Editorial: Phillip Eng shows what great T leadership looks like
Feeling better about taking the T? Thank Phillip Eng for that.
Gov. Maura Healey appointed Eng as General Manager of the MBTA back in the spring of 2023. He came with nearly 40 years of experience in transportation and a track record of improving troubled systems, but how many can say their hopes were high?
T riders have been down this path before: massive problems, scathing reports, promises to improve, new GMs and then back to square one.
Eng hit the ground running, and it shows.
As the Herald reported, the T’s year-long effort to eliminate backlogged maintenance and remove speed restrictions across the subway system has returned millions of minutes of travel time to riders, Eng told the Board of Directors last week.
His plan of closing lengths of track for repairs on a 24-hour schedule instead of doing maintenance at night and running trains throughout the day, as was the norm, has eliminated slow zones.
Slow zones T riders have put up with for decades.
“When we take a look at the work we’ve done to date, and the ridership looking at origin/destination and all the work we’ve done across the system — the team has shared with me — 2.4 million minutes a day being saved to all our riders on a weekday,” Eng said.
“That’s an incredible number that we’re giving back to the public,” he added.
What the T under Eng is giving back is increased assurance that riders won’t be late for work or appointments or have to get out at the next station and call an Uber because there’s no way they’ll get to where they need to be on time.
MBTA Chief Engineer Sam Zhou said the transit service has managed to accomplish about 40 years of outstanding work over 14 months.
Trips across all subway lines are up significantly and wait times for individual trains are down, Zhou said.
Anyone who’s ever waited — and waited — for an above-ground train in a Massachusetts winter knows how significant that is.

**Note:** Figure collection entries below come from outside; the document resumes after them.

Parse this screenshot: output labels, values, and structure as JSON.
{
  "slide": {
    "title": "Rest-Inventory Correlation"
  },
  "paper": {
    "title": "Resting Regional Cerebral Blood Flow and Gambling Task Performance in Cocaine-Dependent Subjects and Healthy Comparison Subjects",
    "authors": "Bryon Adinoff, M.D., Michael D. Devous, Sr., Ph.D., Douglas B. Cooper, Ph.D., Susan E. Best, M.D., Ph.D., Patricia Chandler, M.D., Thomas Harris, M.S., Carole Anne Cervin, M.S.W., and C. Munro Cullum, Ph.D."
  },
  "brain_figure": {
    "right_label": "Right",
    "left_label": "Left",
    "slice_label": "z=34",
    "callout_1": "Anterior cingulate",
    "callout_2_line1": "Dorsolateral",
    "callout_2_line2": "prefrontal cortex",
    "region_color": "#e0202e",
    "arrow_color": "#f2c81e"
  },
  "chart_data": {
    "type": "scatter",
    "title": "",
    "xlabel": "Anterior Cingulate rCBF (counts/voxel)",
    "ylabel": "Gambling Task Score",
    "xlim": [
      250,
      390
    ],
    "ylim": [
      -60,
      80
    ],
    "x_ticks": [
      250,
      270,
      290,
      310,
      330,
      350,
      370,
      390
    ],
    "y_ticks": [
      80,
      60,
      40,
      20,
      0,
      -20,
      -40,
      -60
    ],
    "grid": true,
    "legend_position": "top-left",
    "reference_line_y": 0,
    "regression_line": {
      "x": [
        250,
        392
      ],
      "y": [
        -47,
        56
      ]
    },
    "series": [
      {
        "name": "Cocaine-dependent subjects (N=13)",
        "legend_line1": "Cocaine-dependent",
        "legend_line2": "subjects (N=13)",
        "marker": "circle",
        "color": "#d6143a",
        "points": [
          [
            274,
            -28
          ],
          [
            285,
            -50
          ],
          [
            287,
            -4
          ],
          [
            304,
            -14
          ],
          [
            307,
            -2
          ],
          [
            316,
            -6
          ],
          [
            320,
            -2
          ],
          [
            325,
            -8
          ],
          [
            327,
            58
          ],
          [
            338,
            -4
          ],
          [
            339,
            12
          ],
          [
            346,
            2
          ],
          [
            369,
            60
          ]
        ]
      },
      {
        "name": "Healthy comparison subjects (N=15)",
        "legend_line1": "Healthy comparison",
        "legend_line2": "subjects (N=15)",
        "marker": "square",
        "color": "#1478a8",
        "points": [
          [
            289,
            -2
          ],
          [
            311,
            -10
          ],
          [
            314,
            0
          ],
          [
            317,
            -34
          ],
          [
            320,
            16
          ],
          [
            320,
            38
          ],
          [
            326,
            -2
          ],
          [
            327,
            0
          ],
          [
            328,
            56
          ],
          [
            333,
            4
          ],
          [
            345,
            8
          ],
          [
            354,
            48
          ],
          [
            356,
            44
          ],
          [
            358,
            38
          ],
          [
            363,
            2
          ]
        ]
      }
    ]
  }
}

Or watched the passenger line grow and grow as the wait time stretched, only to see a train finally pull in already packed to the gills because of backups down the line. It could have been due to a slow zone, or something much worse.
Back in 2019, a safety review panel comprised of former U.S. Secretary of Transportation Ray LaHood, former acting administrator of the Federal Transit Administration Carolyn Flowers and former New York City Transit President Carmen Bianco tore into the T after that year’s Red Line derailment disaster.
According to a report summary, investigators found “the T’s approach to safety is questionable, which results in safety culture concerns.”
An 2022 FTA safety management inspection was conducted “in response to the pattern of safety incidents at the MBTA, including safety issues such as derailments, train collisions, grade crossing fatalities, and other incidents involving both MBTA employees and passengers.”
Derailments, collisions, fires and fatalities made headlines with disturbing regularity.
That was then. As of Dec. 8 the MBTA has cleared 89% of the more than 600 safety concerns identified by the FTA, according to their FTA Safety Management Inspection Response dashboard.
Eng has shown Bay Staters what effective and efficient MBTA leadership looks like. He knows taxpaying T riders deserve results, and produced them in record speed.
We may not agree with all of Gov. Healey’s moves, but hiring Phillip Eng was a home run.